Como nunca teve papas na língua, o mesmo Lima Barreto que chamava os “imortais da Academia” de “diplomatas chics” (isso quando estava querendo ser “diplomático”), tentou entrar na ABL duas vezes, em 1917 e 1921. E não por ser um hipócrita, mas, sim, por ser consciente tanto de seu valor como homem negro quanto como escritor, como escreveu na revista “O Careta”, depois da segunda recusa e pouco antes de sua morte prematura, com apenas 40 anos, em 1922: “Eu sou escritor e, seja grande ou pequeno, tenho direito a pleitear as recompensas que o Brasil dá aos que se distinguem na sua literatura”.

Escritor Lima Barreto

Aliás, vale dizer que se não bastasse o racismo que transformou Barreto em “persona non grata” na ABL, também contribuíram uns tantos outros perversos preconceitos.

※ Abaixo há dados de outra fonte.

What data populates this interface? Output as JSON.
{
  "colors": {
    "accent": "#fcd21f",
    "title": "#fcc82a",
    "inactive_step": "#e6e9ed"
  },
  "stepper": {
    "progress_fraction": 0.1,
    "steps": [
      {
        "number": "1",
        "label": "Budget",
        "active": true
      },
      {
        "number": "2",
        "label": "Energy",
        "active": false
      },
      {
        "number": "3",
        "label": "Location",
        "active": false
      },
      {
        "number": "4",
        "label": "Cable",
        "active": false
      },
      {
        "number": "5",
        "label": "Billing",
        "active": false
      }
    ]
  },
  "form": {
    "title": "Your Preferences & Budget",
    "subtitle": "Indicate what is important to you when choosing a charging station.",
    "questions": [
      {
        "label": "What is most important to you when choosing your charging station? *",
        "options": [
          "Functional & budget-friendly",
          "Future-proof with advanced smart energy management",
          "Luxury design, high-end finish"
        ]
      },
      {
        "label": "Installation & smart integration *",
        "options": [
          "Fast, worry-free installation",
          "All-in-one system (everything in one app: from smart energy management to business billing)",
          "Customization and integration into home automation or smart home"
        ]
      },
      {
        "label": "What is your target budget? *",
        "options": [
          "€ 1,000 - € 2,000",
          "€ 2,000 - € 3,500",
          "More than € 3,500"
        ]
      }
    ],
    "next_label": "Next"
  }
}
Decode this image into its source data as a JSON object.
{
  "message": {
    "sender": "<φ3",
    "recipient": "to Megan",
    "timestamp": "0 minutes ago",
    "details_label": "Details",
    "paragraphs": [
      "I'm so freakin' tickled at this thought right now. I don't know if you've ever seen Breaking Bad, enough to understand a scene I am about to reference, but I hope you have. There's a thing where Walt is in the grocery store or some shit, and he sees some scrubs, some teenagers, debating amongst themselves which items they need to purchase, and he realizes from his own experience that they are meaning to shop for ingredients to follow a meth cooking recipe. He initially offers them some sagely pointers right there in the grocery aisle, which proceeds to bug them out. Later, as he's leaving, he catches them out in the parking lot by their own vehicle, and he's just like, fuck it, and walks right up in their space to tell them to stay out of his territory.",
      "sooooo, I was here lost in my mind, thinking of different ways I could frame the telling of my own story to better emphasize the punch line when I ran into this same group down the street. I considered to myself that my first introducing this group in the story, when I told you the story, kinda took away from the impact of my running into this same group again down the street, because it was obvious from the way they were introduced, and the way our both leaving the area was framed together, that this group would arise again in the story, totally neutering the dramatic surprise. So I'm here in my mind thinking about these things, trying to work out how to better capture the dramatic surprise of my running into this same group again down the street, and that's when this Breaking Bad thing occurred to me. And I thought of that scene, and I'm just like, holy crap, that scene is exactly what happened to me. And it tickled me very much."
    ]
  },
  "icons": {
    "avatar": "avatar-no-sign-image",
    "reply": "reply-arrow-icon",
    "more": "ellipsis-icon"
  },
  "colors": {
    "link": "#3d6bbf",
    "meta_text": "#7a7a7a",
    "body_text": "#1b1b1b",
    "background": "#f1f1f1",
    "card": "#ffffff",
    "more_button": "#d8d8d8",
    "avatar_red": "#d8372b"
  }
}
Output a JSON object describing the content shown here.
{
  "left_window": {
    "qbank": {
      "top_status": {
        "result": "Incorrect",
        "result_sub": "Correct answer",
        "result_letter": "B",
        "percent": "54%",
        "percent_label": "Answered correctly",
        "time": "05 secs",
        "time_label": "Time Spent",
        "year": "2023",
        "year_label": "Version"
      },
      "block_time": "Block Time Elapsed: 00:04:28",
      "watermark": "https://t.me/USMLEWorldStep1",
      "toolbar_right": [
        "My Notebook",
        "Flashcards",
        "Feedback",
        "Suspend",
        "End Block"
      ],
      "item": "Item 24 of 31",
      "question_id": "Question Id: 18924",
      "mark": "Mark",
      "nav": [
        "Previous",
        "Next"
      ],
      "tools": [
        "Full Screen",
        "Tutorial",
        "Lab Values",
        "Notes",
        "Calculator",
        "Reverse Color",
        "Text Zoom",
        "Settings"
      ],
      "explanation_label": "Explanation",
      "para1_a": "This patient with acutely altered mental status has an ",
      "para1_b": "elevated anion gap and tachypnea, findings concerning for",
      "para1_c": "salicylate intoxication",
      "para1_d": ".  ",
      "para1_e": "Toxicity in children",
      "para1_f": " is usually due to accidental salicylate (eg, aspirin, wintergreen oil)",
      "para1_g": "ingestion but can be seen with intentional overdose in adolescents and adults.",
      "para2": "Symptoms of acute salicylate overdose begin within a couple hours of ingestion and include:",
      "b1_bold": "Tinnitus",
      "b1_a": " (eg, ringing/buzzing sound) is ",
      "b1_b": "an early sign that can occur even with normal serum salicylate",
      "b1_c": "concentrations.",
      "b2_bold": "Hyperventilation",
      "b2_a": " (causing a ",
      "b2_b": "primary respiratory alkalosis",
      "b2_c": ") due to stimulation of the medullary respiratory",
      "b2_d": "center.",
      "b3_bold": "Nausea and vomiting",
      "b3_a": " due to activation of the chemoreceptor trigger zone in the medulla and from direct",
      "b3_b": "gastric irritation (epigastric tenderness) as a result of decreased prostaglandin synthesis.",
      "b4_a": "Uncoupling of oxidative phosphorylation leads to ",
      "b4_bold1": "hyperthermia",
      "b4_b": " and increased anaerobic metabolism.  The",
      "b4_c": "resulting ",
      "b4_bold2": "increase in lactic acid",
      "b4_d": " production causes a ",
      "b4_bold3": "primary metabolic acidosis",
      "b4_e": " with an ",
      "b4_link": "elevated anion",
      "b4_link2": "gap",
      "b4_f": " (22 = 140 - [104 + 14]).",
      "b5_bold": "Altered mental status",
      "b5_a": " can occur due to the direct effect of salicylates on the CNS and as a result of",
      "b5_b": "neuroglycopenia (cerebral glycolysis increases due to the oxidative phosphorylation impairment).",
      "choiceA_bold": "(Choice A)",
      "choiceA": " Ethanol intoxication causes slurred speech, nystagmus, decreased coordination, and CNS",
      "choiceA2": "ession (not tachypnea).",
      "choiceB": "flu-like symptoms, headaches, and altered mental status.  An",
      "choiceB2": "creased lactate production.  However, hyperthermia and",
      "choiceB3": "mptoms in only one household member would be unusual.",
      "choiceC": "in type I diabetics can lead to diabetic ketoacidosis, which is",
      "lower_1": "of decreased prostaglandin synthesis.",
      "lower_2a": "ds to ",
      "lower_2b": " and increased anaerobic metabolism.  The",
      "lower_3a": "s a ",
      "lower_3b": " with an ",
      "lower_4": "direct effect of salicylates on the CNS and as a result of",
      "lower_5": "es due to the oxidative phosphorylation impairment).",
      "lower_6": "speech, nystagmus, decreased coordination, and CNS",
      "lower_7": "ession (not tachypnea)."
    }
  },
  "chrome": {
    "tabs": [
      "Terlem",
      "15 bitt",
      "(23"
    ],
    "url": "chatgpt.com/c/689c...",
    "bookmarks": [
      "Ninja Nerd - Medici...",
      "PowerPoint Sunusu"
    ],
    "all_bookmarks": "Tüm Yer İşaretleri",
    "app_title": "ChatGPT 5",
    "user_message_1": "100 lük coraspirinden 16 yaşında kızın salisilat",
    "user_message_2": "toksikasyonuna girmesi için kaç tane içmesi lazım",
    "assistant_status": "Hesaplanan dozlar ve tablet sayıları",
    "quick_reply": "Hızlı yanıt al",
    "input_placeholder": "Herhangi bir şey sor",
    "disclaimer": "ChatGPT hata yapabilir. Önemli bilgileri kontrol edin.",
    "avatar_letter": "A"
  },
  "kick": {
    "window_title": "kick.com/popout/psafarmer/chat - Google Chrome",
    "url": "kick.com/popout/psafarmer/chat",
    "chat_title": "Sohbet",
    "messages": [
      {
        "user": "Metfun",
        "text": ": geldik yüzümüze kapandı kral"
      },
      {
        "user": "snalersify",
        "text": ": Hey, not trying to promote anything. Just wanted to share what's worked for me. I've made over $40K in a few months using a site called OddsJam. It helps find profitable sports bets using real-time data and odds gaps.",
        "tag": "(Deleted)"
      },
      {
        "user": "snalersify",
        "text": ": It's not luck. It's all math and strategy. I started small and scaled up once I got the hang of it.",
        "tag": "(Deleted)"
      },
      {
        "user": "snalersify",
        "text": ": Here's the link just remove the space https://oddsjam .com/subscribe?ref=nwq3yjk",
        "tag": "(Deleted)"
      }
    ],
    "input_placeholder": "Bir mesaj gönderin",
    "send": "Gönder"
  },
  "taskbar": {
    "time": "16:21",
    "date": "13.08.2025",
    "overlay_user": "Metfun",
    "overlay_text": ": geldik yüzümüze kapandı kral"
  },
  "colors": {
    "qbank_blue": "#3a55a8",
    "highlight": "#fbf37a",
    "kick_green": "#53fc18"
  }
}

Marcada pela marginalização, a exemplo do que acontece com tantos outros negros, negras e membros de outros setores oprimidos, a vida de Barreto foi pra lá de conturbada, em função da luta contra o alcoolismo e problemas com a saúde mental, o que lhe rendeu pesarosas passagens pelos terríveis manicômios da época. E, evidentemente, tudo o que os elitistas imortais da Academia não queriam ver dentre eles era um boêmio com este perfil.

No dicionário da ABL, imortalidade, por muito tempo, foi substantivo masculino

Mais recentemente, a fantástica Conceição Evaristo tornou-se outro exemplo desta história lamentável, quando, em 2018, uma campanha espontânea realizada nas redes sociais resultou em dezenas de milhares de apoiadores para que ela se tornasse a primeira mulher negra na ABL; mas cujo “impacto” na Academia pode ser exemplificado pelo resultado da eleição: ela teve um único voto.

Escritora Conceição Evaristo teve apenas um único voto favorável para se tornar a primeira mulher negra na ABL em 2018

Mineira, filha de uma lavadeira (que tinha como livro-de-cabeceira “Quarto de despejo”, de Maria Carolina de Jesus, outra “ignorada” pela ABL, como contou uma vez numa entrevista), Evaristo é autora de obras geniais, como as coletâneas de contos “Insubmissas lágrimas de mulheres” e “Olhos d’água”; os romances “Ponciá Vivêncio” (2003) e “Becos da memória” (2006), além de uma vasta e inestimável contribuição em poesias, contos e crônicas publicados nos “Cadernos Negros”, desde o surgimento do projeto, em 1990.

Nem vou comentar o peso que o fato de Evaristo ainda ter uma trajetória marcada pela militância teve na decisão dos “imortais”. Muito menos sobre como eles não devem ter parado um só segundo para considerar “imortalizar” uma autora que, com uma escrita ultra alicerçada em suas experiências pessoais, têm contos que são referências internacionais para a temática das mulheres negras LGBTIs, como “Isaltina Campo Belo” e “Beijo na face”.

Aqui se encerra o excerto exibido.